NASA Delivers Mars Weather Report Detailing How Changing Seasons On The Red Planet Impact Missions
In this video, NASA details how its experts are able to predict the weather on Mars allowing the Curiosity Rover and Ingenuity Helicopter to carry out their exploration missions.
Seasons change on Mars and this has a profound effect on how missions on the red planet’s surface are carried out, said NASA in a statement yesterday, 15th November.
NASA’s Perseverance and Curiosity rovers provide the scientists at NASA with daily weather reports that provide statistics on humidity, wind speed and temperature on the Martian surface.
The size and power of storms are monitored by the Odyssey Orbiter, the Mars Reconnaissance Orbiter (MRO) and the, Mars Atmosphere and Volatile EvolutioN (MAVEN).
The Mars Odyssey was launched in 2001 and has since been monitoring radiation on Mars while also looking for signs of water and shallow buried ice.

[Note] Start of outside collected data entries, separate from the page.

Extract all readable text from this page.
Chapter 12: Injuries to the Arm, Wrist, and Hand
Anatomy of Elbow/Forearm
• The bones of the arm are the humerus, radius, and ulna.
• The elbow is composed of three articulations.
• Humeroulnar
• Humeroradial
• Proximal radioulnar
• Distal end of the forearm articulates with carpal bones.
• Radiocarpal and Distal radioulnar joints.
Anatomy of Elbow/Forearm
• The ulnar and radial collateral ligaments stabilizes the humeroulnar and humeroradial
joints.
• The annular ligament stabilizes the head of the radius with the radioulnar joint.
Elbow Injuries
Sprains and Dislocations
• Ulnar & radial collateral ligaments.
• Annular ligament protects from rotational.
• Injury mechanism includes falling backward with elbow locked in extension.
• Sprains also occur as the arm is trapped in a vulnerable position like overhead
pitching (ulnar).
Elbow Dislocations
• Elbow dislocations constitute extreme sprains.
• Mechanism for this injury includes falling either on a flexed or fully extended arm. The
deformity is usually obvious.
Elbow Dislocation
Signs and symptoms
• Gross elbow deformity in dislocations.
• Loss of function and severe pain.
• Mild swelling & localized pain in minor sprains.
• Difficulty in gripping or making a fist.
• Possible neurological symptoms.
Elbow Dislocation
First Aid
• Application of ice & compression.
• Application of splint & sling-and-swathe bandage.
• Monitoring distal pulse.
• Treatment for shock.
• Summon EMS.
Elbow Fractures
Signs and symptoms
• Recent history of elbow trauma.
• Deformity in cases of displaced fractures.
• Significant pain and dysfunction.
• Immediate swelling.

MRO produces a daily ‘global’ weather map and provides impressively detailed images of the planet’s surface.
MAVEN was launched in November 2013 and arrived at Mars in September 2014 it has since been monitoring Mars’ upper atmosphere and ionosphere.
Using the InSight lander NASA is also able to measure ‘marsquakes’ and in September the lander record one of the biggest and longest-lasting marsquakes the mission has ever detected.
The constantly changing weather can be very challenging for some of the spacecraft currently operating on Mars.
The Ingenuity Mars Helicopter is especially sensitive to weather and as the Martian summer sets in the atmosphere becomes thinner meaning the chopper has had to up its rotor speed from 2,537 rpm to 2,700 rpm.
On 19th April, Ingenuity carried out its maiden flight, becoming the first motorized craft to fly on another planet.
The spindly 1.8-kilogramme (3.15-lb) 19 Inch mini-chopper which cost an estimated USD 85 million (GBP 60.9 million) to build was only intended to carry out five missions during its search for signs of prior life on the red planet but it has now completed 15.
NASA had serious doubts about the efficacy of the project as the air on the surface of Mars is as thin as the air 20 miles (30 kilometres) above earth’s surface. Flying a helicopter in these conditions is hard enough without factoring in the 15-minute-delay.
The chopper comes equipped with a small solar panel that charges its batteries and electric heaters which keep it from freezing during Martian nights which see temperatures drop to as low as minus 130 degrees Fahrenheit (minus 90 degrees Celsius).
The chopper often supports the Mars rover’s mission which is focused on collecting samples from the planet that may help scientists find clues about ancient life on Mars.